Après la remise d'un rapport préliminaire par ce comité, une autre ordonnance doit convoquer formellement le dialogue et fixer notamment ses étapes, les modalités de représentation et les mécanismes de suivi.

Une Commission préparatoire sera également mise en place. Les confessions religieuses y seront représentées. Un Bureau et une Assemblée plénière doivent être constitués ultérieurement.

Le président congolais a également précisé les limites de l'inclusivité du processus.

« Nul ne peut prétendre s'asseoir à la table de la Nation tout en prenant les armes contre elle », a-t-il déclaré.

Ne pourront participer au dialogue « en qualité de composantes politiques » ceux qui, à son ouverture, combattent par les armes l'ordre constitutionnel, occupent par la force une partie du territoire, administrent illégalement des entités de la République ou agissent, selon le chef de l'Etat, au service d'une puissance étrangère, « en l'occurrence le Rwanda ».

Ces critères excluent, dans les conditions actuelles, l'AFC/M23 des composantes politiques admises au dialogue national.

Le gouvernement congolais et l'AFC/M23 sont déjà engagés dans des discussions à Doha, sous médiation du Qatar.

Félix Tshisekedi a réaffirmé jeudi que ce processus restait le cadre destiné à traiter avec l'AFC/M23 des questions liées notamment à la cessation des hostilités, au désengagement, au cantonnement et au désarmement.

Une possibilité de réintégration restera cependant ouverte, à titre individuel, aux membres de groupes armés qui renonceront « de manière sincère et vérifiable » à leur engagement armé et à toute forme de violence et condamneront l'agression dénoncée par Kinshasa.

Pas de suspension des institutions

Le chef de l'Etat a également affirmé que le dialogue ne devait ni remettre en cause « le choix souverain du peuple exprimé par les urnes », ni conduire à la suspension des institutions, qui continueront à exercer leurs prérogatives jusqu'au terme constitutionnel de leurs mandats.

Cette précision intervient dans un contexte de fortes divergences politiques autour du dialogue et du débat sur une éventuelle réforme de la Constitution.

Des responsables de l'opposition ont notamment réclamé un dialogue sans exclusion. Martin Fayulu avait demandé la participation de l'ancien président Joseph Kabila et de Corneille Nangaa, coordonnateur de l'AFC/M23.

Le mouvement Sauvons la RDC, proche de M. Kabila, avait pour sa part demandé une médiation indépendante, l'organisation du dialogue dans un pays tiers et des mesures de décrispation politique préalables.

M. Tshisekedi a annoncé jeudi qu'il donnerait instruction au gouvernement de préparer des « mesures de confiance et de décrispation politique », sans en détailler le contenu.

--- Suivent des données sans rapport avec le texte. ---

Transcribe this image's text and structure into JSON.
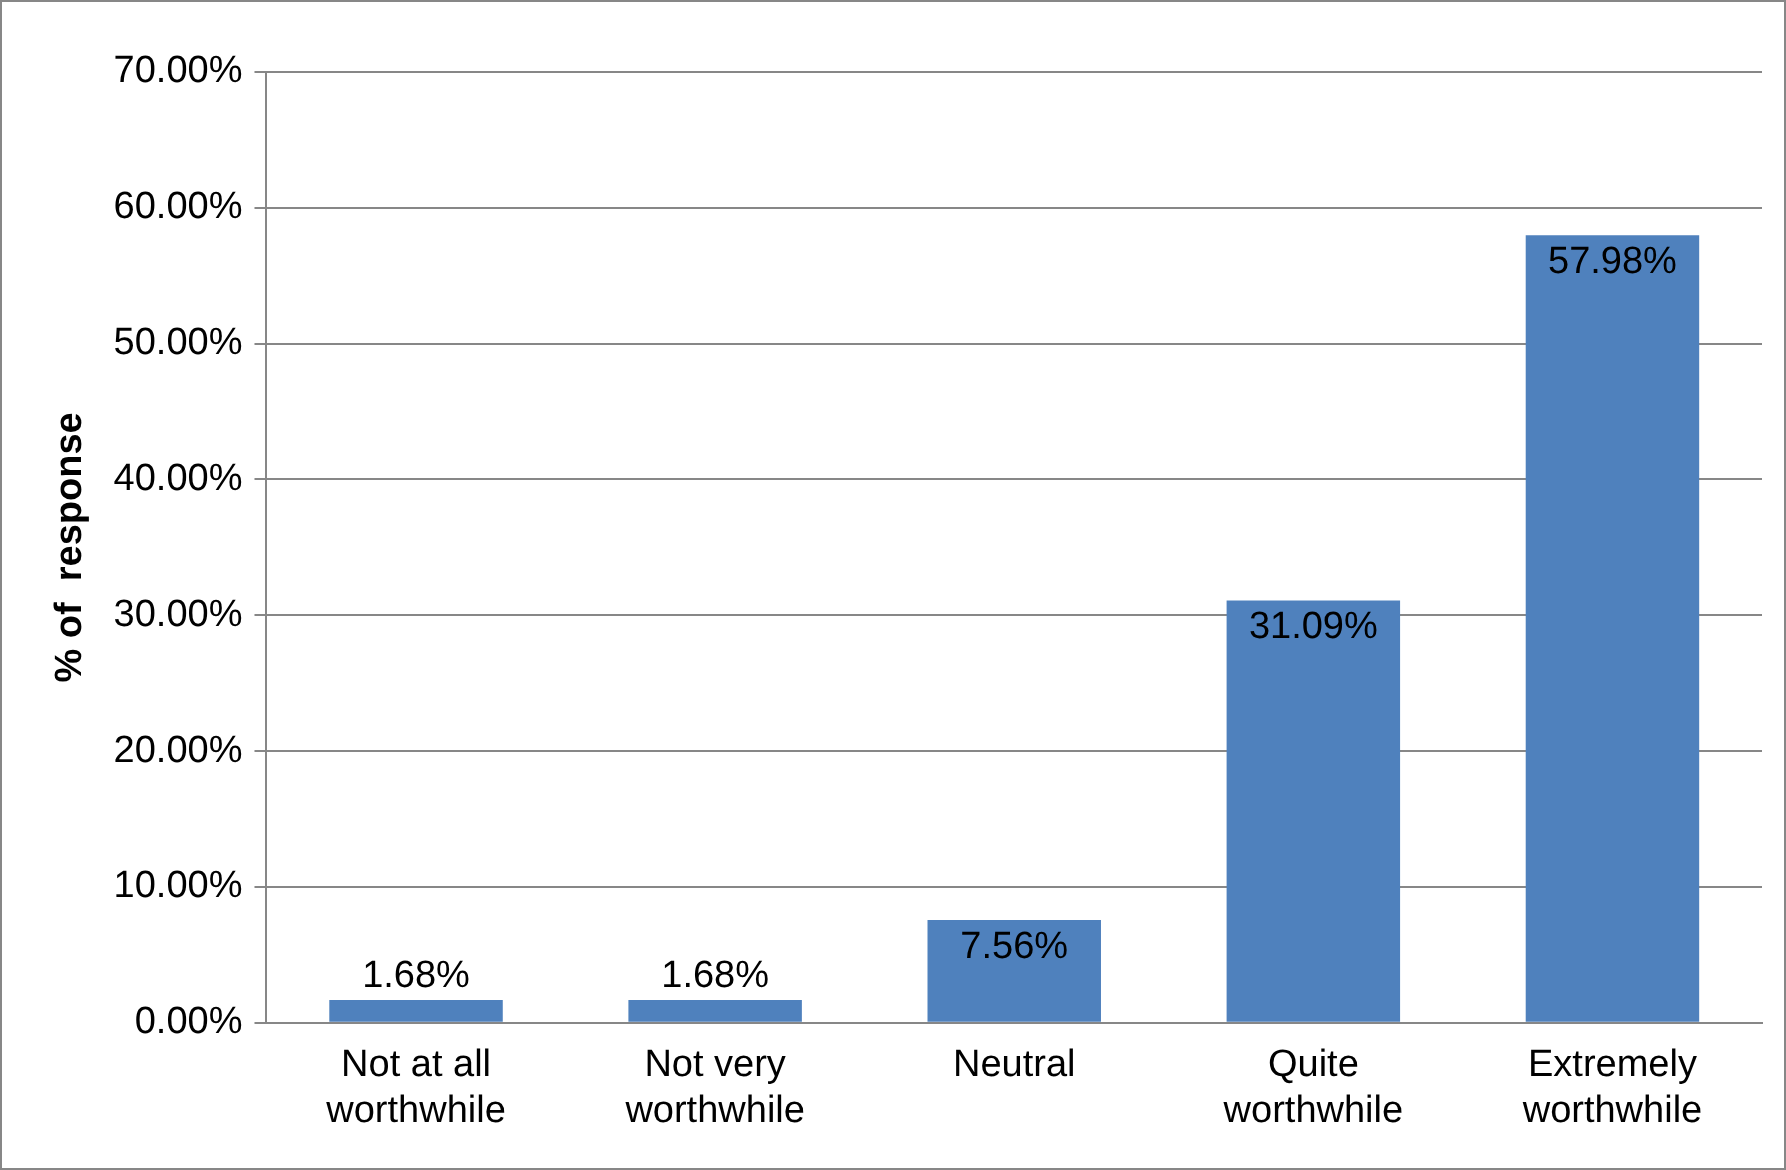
{
  "chart_data": {
    "type": "bar",
    "ylabel": "% of  response",
    "categories": [
      "Not at all worthwhile",
      "Not very worthwhile",
      "Neutral",
      "Quite worthwhile",
      "Extremely worthwhile"
    ],
    "values": [
      1.68,
      1.68,
      7.56,
      31.09,
      57.98
    ],
    "color": "#4f81bd",
    "ylim": [
      0,
      70
    ],
    "yticks": [
      {
        "value": 0,
        "label": "0.00%"
      },
      {
        "value": 10,
        "label": "10.00%"
      },
      {
        "value": 20,
        "label": "20.00%"
      },
      {
        "value": 30,
        "label": "30.00%"
      },
      {
        "value": 40,
        "label": "40.00%"
      },
      {
        "value": 50,
        "label": "50.00%"
      },
      {
        "value": 60,
        "label": "60.00%"
      },
      {
        "value": 70,
        "label": "70.00%"
      }
    ],
    "value_labels": [
      "1.68%",
      "1.68%",
      "7.56%",
      "31.09%",
      "57.98%"
    ],
    "grid": "y",
    "legend": false
  }
}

Il a également promis de veiller à la création des conditions de sécurité et de confiance nécessaires « au retour et à la participation » de Congolais actuellement en marge de l'unité nationale, sans citer de noms.

Les assises doivent aboutir à l'adoption d'un « Pacte national pour la paix, la cohésion et la refondation de l'Etat ».

Une matrice publique doit ensuite préciser pour chaque engagement l'institution responsable, son calendrier d'exécution et les résultats attendus, tandis qu'un mécanisme national de suivi et des rapports périodiques sont annoncés.

Le dialogue national restera distinct des processus diplomatiques de Washington, consacré principalement aux relations entre la RDC et le Rwanda, et de Doha, consacré aux discussions entre Kinshasa et l'AFC/M23.